15. Patch Management Policy

• All Workstations, servers, software, system components etc. owned by Create Data Systems LTD must have up-to-date system security patches installed to protect the asset from known vulnerabilities.
• Where ever possible all systems, software must have automatic updates enabled for system patches released from their respective vendors. Security patches have to be installed within one month of release from the respective vendor and have to follow the process in accordance with change control process.
• Any exceptions to this process have to be documented.
 

16. Remote Access policy

• It is the responsibility of Create Data Systems LTD employees, contractors, vendors and agents with remote access privileges to Create Data Systems LTD’s corporate network to ensure that their remote access connection is given the same consideration as the user's on-site connection to Create Data Systems LTD.
• Secure remote access must be strictly controlled. Control will be enforced by two factor authentication via one-time password authentication or public/private keys with strong pass-phrases.
• Vendor accounts with access to Create Data Systems LTD network will only be enabled during the time period the access is required and will be disabled or removed once access is no longer required.
• Remote access connection will be setup to be disconnected automatically after 30 minutes of inactivity.
• All hosts that are connected to Create Data Systems LTD internal networks via remote access technologies will be monitored on a regular basis.
• All remote access accounts used by vendors or 3rd parties will be reconciled at regular interviews and the accounts will be revoked if there is no further business justification.
• Vendor accounts with access to Create Data Systems LTD network will only be enabled during the time period the access is required and will be disabled or removed once access is no longer required.

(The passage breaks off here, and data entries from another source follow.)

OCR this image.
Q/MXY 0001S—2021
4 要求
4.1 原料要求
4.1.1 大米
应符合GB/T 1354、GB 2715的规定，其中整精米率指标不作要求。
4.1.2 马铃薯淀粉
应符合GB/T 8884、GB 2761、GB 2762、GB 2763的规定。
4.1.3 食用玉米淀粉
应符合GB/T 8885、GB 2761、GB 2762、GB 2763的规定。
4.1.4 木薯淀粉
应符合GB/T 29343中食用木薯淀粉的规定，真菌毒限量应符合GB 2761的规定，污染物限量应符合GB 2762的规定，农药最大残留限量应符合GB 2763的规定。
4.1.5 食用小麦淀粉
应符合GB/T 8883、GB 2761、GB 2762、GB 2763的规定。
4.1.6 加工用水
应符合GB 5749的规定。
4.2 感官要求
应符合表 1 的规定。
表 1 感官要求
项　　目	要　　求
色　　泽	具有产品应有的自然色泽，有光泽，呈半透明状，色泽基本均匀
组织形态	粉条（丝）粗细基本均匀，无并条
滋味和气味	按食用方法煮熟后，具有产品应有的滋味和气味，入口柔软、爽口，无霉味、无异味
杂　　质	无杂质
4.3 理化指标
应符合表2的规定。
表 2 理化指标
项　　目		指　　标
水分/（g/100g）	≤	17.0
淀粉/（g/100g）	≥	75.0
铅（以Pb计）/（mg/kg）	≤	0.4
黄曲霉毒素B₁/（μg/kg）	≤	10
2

17. Vulnerability Management Policy

• All the vulnerabilities would be assigned a risk ranking such as High, Medium and Low based on industry best practices such as CVSS base score.
• As part of the PCI-DSS Compliance requirements, Create Data Systems LTD will run internal and external network vulnerability scans at least quarterly and after any significant change in the network (such as new system component installations, changes in network topology, firewall rule modifications, product upgrades).
• Quarterly internal vulnerability scans must be performed by Create Data Systems LTD by internal staff or a 3rd party vendor and the scan process has to include that rescans will be done until passing results are obtained, or all High vulnerabilities as defined in PCI DSS Requirement 6.2 are resolved.
• Quarterly external vulnerability scans must be performed by an Approved Scanning Vendor (ASV) qualified by PCI SSC. Scans conducted after network changes may be performed by Create Data Systems LTD’s internal staff. The scan process should include re-scans until passing results are obtained.